Féminité en partie
définie par l’envie du pénis, homoparentalité ou PMA qui
promettent mille troubles psychiques en empêchant d’intégrer la
différence des sexes et des générations, pathologisation de tout
écart à l’hétérosexualité, fonctionnement vertical,
épistémologie faillible… un peu plus d’un siècle après sa
naissance, la psychanalyse fait l’objet de nombreux reproches, pas
toujours injustifiés ("on pourrait croire dans un premier temps
qu’il s’agit d’égarements épars de quelques analystes. Mais
nous entendons régulièrement de telles théories lors de nos
congrès internationaux"). L’autrice propose de dépasser ces
limites, et ce sans dénaturer la psychanalyse puisque l’essentiel
de son argumentation passera par un retour à Freud. Le complexe
d’Œdipe,
en particulier, n’est plus vu comme un passage figé du
développement ("il serait plus adapté de définir la structure
psychique "mature" comme un potentiel
au complexe d’Œdipe
complet et de son
"déclin", soumis à une réactualisation pendant toute la vie").
Ce retour à Freud n’empêchera pas nécessairement de le critiquer
frontalement, en particulier en rappelant que sa vision de l’orgasme
vaginal comme seul orgasme féminin valide par opposition à
l’orgasme clitoridien, pathologisé, va à l’encontre de l’état
de la science à son époque.
Appuyée
par de nombreuses références de recherches et de méta-analyses,
l’argumentation dans le chapitre sur l’homoparentalité rappelle
que les enfants de parents homosexuels ne se portent ni mieux, ni
moins bien, que ce soit dans le cadre d’un couple parental ou d’une
mère célibataire. Une partie de l’argumentation porte sur le fait
que l'éducation par des parents homosexuels ne change pas fondamentalement l'exposition quotidienne au masculin et au féminin… sans questionner une seconde
ces notions (au point que
la "différenciation des rôles parentaux"-en
substance, la mère suffisamment bonne est apaisante, le père est
castrateur- est "de
toutes façons inévitable"),
ce qui peut paraître surprenant dans le cadre d’un livre qui a
pour ambition explicite de s’opposer à des dogmes canoniques. On
peut aussi s’étonner du fait que la transidentité est à peine
évoquée (seul l’avis de Laplanche, déjà ancien, est rapporté)
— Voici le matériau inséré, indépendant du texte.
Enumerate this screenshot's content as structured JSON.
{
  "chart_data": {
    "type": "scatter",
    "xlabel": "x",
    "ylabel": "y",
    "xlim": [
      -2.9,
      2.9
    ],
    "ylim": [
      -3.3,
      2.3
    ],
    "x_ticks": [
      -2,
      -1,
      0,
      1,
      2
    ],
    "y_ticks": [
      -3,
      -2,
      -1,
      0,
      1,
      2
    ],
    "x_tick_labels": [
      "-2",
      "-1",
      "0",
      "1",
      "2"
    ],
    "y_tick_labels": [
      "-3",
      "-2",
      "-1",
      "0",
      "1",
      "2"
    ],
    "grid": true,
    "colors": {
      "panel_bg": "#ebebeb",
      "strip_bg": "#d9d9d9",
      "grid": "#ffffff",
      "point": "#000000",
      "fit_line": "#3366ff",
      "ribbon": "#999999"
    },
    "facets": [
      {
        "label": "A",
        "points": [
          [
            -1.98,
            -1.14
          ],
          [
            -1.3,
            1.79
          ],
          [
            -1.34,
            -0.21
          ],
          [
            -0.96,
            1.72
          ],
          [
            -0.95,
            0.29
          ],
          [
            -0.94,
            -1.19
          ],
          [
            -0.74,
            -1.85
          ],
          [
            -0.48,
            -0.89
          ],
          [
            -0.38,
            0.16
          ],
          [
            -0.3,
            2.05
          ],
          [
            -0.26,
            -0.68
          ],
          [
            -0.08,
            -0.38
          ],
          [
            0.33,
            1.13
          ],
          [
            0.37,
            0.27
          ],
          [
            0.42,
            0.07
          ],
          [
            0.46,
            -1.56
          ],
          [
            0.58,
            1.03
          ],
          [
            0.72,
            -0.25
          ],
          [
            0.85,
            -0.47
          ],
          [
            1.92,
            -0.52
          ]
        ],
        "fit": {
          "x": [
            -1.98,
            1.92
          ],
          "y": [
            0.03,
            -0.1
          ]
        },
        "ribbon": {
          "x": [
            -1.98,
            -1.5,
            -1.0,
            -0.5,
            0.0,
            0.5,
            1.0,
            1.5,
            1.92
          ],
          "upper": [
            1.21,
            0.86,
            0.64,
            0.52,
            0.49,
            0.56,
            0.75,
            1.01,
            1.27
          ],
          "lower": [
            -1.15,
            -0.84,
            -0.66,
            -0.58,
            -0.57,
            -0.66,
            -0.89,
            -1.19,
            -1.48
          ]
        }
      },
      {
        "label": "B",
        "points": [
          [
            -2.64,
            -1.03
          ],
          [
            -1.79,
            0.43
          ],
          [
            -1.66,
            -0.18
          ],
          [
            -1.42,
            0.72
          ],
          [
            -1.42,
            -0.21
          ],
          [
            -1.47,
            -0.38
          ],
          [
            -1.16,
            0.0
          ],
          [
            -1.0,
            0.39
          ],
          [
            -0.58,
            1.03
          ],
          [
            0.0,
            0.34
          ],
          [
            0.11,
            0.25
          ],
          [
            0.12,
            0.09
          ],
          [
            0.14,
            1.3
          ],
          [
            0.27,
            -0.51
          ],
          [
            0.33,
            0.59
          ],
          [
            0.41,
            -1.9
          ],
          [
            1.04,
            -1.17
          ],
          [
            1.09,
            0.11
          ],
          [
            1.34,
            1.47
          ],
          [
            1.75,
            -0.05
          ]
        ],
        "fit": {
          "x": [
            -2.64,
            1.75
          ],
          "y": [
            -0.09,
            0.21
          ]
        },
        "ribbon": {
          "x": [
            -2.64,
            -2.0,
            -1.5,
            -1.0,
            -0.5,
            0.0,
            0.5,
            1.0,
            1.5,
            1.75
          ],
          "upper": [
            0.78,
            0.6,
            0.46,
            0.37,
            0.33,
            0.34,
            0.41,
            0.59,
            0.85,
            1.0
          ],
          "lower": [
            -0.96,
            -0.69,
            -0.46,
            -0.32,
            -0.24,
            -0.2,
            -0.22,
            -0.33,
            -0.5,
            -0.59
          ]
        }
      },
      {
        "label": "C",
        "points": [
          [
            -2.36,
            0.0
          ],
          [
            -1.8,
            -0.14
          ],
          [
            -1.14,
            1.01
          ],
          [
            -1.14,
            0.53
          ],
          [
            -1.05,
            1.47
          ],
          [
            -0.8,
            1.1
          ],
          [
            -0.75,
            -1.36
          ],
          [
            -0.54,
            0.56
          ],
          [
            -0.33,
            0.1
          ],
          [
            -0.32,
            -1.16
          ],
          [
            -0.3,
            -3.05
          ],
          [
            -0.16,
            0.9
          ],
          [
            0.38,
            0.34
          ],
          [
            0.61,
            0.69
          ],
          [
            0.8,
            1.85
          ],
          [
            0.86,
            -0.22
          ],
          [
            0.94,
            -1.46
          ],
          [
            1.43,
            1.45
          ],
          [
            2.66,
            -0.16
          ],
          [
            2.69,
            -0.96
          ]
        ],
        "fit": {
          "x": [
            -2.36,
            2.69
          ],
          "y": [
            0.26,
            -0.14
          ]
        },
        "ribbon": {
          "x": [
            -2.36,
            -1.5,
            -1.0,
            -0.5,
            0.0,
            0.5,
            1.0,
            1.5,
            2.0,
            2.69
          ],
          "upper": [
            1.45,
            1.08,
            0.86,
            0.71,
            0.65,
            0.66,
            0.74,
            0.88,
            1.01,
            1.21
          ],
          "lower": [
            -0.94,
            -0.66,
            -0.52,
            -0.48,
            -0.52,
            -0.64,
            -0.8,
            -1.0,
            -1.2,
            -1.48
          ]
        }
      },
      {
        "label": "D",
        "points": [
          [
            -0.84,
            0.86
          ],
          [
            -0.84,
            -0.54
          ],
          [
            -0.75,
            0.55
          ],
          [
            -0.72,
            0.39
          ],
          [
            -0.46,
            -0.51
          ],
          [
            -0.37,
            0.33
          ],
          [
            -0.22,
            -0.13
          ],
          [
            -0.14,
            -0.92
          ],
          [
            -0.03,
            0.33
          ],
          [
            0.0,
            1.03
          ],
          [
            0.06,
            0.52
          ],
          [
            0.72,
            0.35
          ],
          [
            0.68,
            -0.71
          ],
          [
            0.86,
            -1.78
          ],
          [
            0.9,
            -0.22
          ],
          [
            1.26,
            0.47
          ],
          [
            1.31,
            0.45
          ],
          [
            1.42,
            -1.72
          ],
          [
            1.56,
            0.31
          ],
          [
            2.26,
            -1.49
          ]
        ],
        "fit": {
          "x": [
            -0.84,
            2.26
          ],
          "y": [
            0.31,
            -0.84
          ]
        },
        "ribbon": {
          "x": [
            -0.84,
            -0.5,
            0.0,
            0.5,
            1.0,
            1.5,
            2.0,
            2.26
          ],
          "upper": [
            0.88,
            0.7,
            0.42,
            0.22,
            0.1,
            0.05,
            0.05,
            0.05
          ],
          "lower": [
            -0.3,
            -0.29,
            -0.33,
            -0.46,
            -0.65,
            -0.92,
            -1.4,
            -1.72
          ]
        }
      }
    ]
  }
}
alors même que, sur ce sujet, en cas d’ignorance et pas seulement chez les psychanalystes, les préjugés vont souvent combler les
vides laissés par l’incompétence, avec des conséquences
cliniques potentiellement dangereuses.
Au
niveau méthodologique, plusieurs points sont abordés, dont une
comparaison intéressante entre l’approche freudienne (fournir un
cadre sécurisant, garantissant du temps pour s’exprimer et le
non-jugement de l’analyste) et l’approche lacanienne où
l’analysant·e est bien plus bousculé·e, les limites de l’étude de
cas qui sont un récit très influencé par ce que l’analyste,
alors narrateur·ice, veut mettre en valeur (tout en rappelant les défauts
du verbatim -disparition du langage corporel, du contenu des séances
précédentes, ...-), ou encore le fonctionnement institutionnel
grippé par une trop grande verticalité, du fait des effets de
transferts omniprésents ("l’approche psychanalytique, sous-tendue
par le transfert, imprègne donc grandement la vie institutionnelle")
et des postes de pouvoir trop longtemps conservés par les mêmes
personnes. Je n’ai toutefois pas pu m’empêcher de grincer des
dents en constatant que l’aspect irréfutable de la psychanalyse,
soit sa critique méthodologique la plus sérieuse, n'est à aucun
moment évoqué, alors même que le livre contient des affirmations
telles que "le sein, par
exemple, est investi sexuellement par les adultes au-delà de sa
fonction de nourrir. L’adulte, à la différence de l’enfant,
doté d’un inconscient sexualisé, signifiera -à travers le regard
par exemple- à l’enfant la signification sexuelle du sein.
L’enfant pourrait se demander : qu’est-ce qu’on me veut
quand je prends le sein? Que voient les adultes en plus?".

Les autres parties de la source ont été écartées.